During his almost 14 years in power, Morales expanded the rights of the country’s Indigenous majority, defended coca growers against U.S.-backed eradication programs and poured natural gas profits into social programs and infrastructure.

But the maverick leader’s increasingly high-handed attempts to prolong his presidency — along with allegations of sexual relations with underage girls — soured public opinion against him.

Simmering discontent turned into a tidal wave of anger at the MAS party as Bolivia’s once-stable economy imploded under Morales’ protégé-turned-rival, President Luis Arce.

Annual inflation rate has soared from 2% less than two years ago to over 16% as of last month. A scarcity of fuel has paralyzed the country. A desperate shortage of U.S. dollars needed to pay for essential imports like wheat has crippled the economy.

As the crisis accelerated, MAS leaders traded blame. A power struggle between Morales and Arce ultimately fractured the party and handed the opposition a real shot at victory even as its uncharismatic candidates failed to unite.

A centrist takes a surprise lead

The win for Paz came as a shock to a nation that had been conditioned by weeks of opinion polls to expect that the leading right-wing contenders, Quiroga and businessman Samuel Doria Medina, would capture the top two spots.

Sunday marked Doria Medina’s fourth failed presidential bid. He told grim-faced supporters that he had “no regrets.”

“I wanted to serve Bolivia as president, and it hasn’t been possible,” he said.

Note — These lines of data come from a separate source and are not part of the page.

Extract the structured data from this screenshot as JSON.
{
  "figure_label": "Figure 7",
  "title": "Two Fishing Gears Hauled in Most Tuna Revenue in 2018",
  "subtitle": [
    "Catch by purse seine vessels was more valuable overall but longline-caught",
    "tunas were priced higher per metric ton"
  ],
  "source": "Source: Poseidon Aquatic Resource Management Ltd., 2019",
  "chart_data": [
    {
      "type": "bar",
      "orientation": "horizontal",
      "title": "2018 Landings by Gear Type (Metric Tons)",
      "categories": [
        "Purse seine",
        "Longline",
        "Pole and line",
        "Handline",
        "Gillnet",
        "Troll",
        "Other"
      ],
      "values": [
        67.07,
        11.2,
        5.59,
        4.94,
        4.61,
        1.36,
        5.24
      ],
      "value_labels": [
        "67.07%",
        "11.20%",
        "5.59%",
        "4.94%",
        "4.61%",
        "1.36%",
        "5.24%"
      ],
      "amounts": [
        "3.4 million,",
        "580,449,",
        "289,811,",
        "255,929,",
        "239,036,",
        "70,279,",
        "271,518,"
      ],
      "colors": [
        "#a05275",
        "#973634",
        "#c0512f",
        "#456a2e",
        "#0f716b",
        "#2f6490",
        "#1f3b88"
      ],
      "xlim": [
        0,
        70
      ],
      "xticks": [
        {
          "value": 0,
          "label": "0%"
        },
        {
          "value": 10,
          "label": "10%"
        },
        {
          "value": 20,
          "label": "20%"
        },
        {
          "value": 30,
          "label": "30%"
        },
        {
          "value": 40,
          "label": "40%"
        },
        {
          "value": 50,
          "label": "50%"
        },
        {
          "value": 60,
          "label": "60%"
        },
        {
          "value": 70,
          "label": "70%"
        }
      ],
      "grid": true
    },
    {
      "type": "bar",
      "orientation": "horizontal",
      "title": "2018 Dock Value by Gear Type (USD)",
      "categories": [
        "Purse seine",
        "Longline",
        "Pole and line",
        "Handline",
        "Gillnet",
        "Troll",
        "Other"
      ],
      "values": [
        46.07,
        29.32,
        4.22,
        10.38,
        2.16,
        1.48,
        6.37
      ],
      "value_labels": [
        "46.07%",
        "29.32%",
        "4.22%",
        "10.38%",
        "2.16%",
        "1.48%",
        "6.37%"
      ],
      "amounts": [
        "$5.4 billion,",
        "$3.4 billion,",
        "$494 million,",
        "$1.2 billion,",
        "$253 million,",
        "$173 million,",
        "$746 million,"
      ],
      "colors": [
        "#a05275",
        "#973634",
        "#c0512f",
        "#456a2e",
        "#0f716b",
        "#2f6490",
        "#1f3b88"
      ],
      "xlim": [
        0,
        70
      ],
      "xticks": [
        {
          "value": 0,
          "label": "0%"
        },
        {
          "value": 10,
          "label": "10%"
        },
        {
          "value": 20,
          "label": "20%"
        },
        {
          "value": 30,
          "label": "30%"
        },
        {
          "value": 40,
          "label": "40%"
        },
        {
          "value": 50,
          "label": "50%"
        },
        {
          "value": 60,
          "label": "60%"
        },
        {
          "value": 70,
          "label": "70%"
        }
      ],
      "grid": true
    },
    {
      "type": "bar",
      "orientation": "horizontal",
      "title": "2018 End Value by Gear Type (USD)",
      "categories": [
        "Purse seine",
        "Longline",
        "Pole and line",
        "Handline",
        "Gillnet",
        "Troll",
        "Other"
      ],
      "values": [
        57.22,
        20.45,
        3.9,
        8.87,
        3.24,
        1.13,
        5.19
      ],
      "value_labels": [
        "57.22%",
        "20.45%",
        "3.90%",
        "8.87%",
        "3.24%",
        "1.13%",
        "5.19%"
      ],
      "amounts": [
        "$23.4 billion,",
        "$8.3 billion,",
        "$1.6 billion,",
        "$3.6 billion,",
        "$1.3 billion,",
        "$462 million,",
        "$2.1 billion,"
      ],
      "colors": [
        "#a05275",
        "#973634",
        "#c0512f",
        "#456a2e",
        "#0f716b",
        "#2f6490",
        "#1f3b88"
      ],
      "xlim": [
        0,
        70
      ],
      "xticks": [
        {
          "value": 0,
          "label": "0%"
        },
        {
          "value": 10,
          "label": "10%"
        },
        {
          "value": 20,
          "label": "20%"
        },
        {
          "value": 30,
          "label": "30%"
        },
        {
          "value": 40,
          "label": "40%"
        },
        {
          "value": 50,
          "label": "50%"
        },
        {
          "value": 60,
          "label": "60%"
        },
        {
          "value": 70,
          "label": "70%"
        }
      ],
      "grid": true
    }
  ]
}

The elevation of the more moderate Paz apparently reflects Bolivian ambivalence about a dramatic veer to the right.

Paz has sought to distance himself from pledges by Quiroga and Doria Medina to sell Bolivia’s abundant lithium reserves to foreign companies and turn to the International Monetary Fund for billions of dollars of loans.

But he has also launched blistering attacks on the MAS party and its state-directed economic policies.

“I want to congratulate the people because this is a sign of change,” Paz said. “They want a different future.”

New face, old roots

Despite their grand promises for drastic change, Doria Medina and Quiroga struggled to stir up voter excitement.

Bolivians associate them both with the U.S.-backed neoliberal administrations that Morales repudiated when he stormed to office in 2006, famously declaring an end to Bolivia’s 20-year experiment with free-market capitalism.

Now, after 20 years of Morales’ populist, state-directed economic policies, Bolivia faces a return to belt-tightening. After years of alignment with world powers like China and Russia, Bolivia seems set to reconcile with the United States.

Paz supporters have described the former mayor of the southern town of Tarija as a fresh face with new ideas. But he, too, has deep ties to Bolivia’s old political elite.

The 57-year-old lawmaker is the son of former President Jaime Paz Zamora, who began his political career as a committed leftist and co-founded the Revolutionary Left Movement. He and his colleagues were targeted and persecuted under the bloody military dictatorship of Hugo Banzer in the 1970s. Paz was born in exile in Spain during Banzer’s dictatorship.

But in a dramatic turn, Paz Zamora later struck a pact with Banzer’s right-wing party and managed to serve as president from 1989 to 1993. Doria Medina served as his minister of planning.